Il lavoratore conveniva la società datrice avanti il Tribunale di Ivrea per sentir dichiarare l’invalidità del licenziamento intimatogli il 2/10/2019 per superamento del periodo di comporto, con le conseguenze, in via principale, di cui al comma 1 dell’art. 18 della legge n. 300/1970, ovvero, in subordine, di cui ai commi 4 e 7 dello stesso art. 18, ovvero ancora, in estremo subordine, di cui al comma 6 del medesimo disposto (Corte d’Appello di Torino, Sez. Lavoro, Sentenza n. 604/2021 del 03/11/2021 RG n. 375/2021)

Il Tribunale dichiarava la nullità del licenziamento in quanto discriminatorio e condannava la datrice a reintegrare il ricorrente nel posto di lavoro e a corrispondergli un’indennità risarcitoria commisurata all’ultima retribuzione globale di fatto per il periodo compreso fra la data del licenziamento e l’effettiva reintegra, nonché a rifondergli le spese di lite.

La società propone opposizione che viene respinta dal Tribunale di Ivrea.

Avverso detta sentenza la medesima società propone reclamo in appello.

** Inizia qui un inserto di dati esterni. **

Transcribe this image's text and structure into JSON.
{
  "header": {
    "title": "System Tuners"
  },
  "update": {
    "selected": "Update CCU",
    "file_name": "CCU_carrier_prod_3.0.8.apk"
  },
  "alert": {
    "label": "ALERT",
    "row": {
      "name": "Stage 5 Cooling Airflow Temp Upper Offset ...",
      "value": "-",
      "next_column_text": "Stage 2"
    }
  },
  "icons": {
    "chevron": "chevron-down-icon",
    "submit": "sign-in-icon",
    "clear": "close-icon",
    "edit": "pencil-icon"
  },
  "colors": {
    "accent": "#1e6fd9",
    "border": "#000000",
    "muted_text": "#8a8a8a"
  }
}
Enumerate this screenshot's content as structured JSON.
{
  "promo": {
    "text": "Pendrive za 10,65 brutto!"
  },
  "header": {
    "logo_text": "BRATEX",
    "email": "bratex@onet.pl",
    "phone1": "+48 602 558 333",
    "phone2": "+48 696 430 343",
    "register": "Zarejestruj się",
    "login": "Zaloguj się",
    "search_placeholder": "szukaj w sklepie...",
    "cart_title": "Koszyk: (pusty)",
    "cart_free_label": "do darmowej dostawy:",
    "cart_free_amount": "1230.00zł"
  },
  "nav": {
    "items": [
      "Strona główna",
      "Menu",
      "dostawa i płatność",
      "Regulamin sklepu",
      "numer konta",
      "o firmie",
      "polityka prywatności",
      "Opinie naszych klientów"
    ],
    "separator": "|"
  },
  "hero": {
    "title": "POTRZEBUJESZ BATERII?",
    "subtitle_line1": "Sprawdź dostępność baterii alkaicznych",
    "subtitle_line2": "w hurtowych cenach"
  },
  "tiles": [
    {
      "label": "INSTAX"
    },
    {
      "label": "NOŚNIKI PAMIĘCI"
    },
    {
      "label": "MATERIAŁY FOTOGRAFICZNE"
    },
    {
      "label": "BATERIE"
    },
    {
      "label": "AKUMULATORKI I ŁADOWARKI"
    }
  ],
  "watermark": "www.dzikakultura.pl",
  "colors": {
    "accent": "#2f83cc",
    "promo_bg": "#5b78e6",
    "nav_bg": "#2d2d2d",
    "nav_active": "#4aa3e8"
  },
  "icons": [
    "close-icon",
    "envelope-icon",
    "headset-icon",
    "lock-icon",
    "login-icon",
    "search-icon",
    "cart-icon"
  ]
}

Il Tribunale ha accolto il ricorso, affermando la natura discriminatoria del licenziamento considerando:

1. L’applicazione del medesimo periodo di comporto tanto ai lavoratori normodotati quanto a quelli disabili costituisce discriminazione indiretta, atteso che i lavoratori disabili sono maggiormente esposti al rischio di contrarre patologie causalmente collegate con la loro disabilità;

2. L’assenza del lavoratore dall”11 al 14 gennaio 2018 è stata determinata dall’adenoma alla prostata con la conseguenza che tale periodo non poteva essere considerato ai fini del comporto in quanto l’assenza era eziologicamente connessa all’accertata disabilità;

3. La circostanza che il datore di lavoro non conosca la diagnosi è irrilevante poiché la discriminazione prescinde dall’intento soggettivo;

4. Parimenti l’impossibilità per il datore di lavoro di differenziare le diverse giornate di assenza è ininfluente poiché il diritto anti discriminatorio non agisce in ottica sanzionatoria bensì protettiva;

5. Né può imporsi al lavoratore l’onere di comunicare quando l’assenza sia connessa allo stato di disabilità poiché ciò riduce in via interpretativa le tutele riconosciute dall’ordinamento al lavoratore disabile;

6. La presenza di plurime disposizioni in tema di comporto, con periodi diversificati in ragione della gravità della patologia non esclude la discriminazione poiché il lavoratore non si è potuto giovare di alcune di tali disposizioni;

7. Da ultimo non vi è prova che l’espunzione dal periodo di comporto dei giorni di assenza legati all’accertata disabilità ecceda il canone della ragionevolezza degli accomodamenti che il datore di lavoro è tenuto ad adottare posto che la società non ha trovato che detta neutralizzazione delle assenze si sarebbe tradotta in un costo economico o organizzativo sproporzionato.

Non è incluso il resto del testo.